Are you saying the nightly puts itself somewhere else?
Okay, you guys convinced me to give it a try. And indeed it does put itself "somewhere else" ... into ~/.local/lib/Oolite-trunk instead of just .../Oolite. And the binary has "-trunk" appended too, which is very nice. Great job, guys!
Only my delight was short-lived:
./oolite.app/oolite: error while loading shared libraries: libGLU.so.1: cannot open shared object file: No such file or directory
Erk. It looks like Oolite-trunk died with an error. When making an error
report, please copy + paste the log above into the report.

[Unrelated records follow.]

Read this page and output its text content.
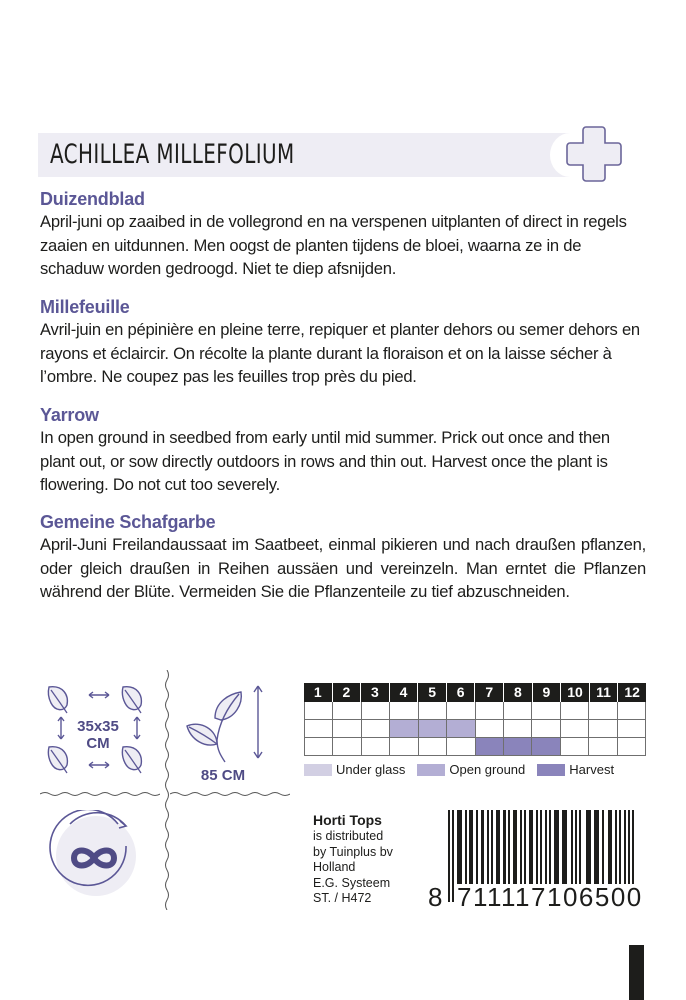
ACHILLEA MILLEFOLIUM
Duizendblad

April-juni op zaaibed in de vollegrond en na verspenen uitplanten of direct in regels zaaien en uitdunnen. Men oogst de planten tijdens de bloei, waarna ze in de schaduw worden gedroogd. Niet te diep afsnijden.

Millefeuille

Avril-juin en pépinière en pleine terre, repiquer et planter dehors ou semer dehors en rayons et éclaircir. On récolte la plante durant la floraison et on la laisse sécher à l’ombre. Ne coupez pas les feuilles trop près du pied.

Yarrow

In open ground in seedbed from early until mid summer. Prick out once and then plant out, or sow directly outdoors in rows and thin out. Harvest once the plant is flowering. Do not cut too severely.

Gemeine Schafgarbe

April-Juni Freilandaussaat im Saatbeet, einmal pikieren und nach draußen pflanzen, oder gleich draußen in Reihen aussäen und vereinzeln. Man erntet die Pflanzen während der Blüte. Vermeiden Sie die Pflanzenteile zu tief abzuschneiden.

35x35
CM
85 CM
1	2	3	4	5	6	7	8	9	10 11 12
Under glass	Open ground	Harvest
Horti Tops
is distributed
by Tuinplus bv
Holland
E.G. Systeem
ST. / H472	8 711117 106500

Probably because my /usr/lib/libGLU.so.1 is "ELF 64-bit LSB shared object, x86-64", which I bet the 32-bit executable doesn't care for. In fact, I get a whole bunch of libs "not found" when I do an ldd on the binary. Oh well!
And you get a second menu shortcut, called oolite-trunk, next to the original shortcut.
Yes indeed you do, very nice!
In poking around before taking the leap, I found something that I probably read months ago and just forgot, which explains why (1) there's no 64-bit nightly build, and (2) why the developers figured I was too much of a chowderhead to reply to when I asked about it:
Currently, a native 64-bit build isn't available as a binary download because none of the developers has an amd64 system. If you are capable of building Oolite-Linux from source and have a suitable machine, it would be greatly appreciated if you can volunteer to be the maintainer of the amd64 build.
I might be willing to discuss providing a 64-bit build. I've certainly built oolite from source before, back in the 1.72 days, though I used its built-in Debian stuff rather than autopackage. Even though Debian is still currently shipping the obviously-broken libgnustep 1.19, I don't have any packages that depend on it, so could use any version you guys wanted me to try. (And yes, I realize that the source comes with its own copy of 1.16, which is fine too.)
I'm not entirely sure I'm quite ready to become "the maintainer of the 64-bit build", though. Sounds so formal and responsibility-like.
Maybe I should just grab the source, build it, and come back to talking once I have a working binary.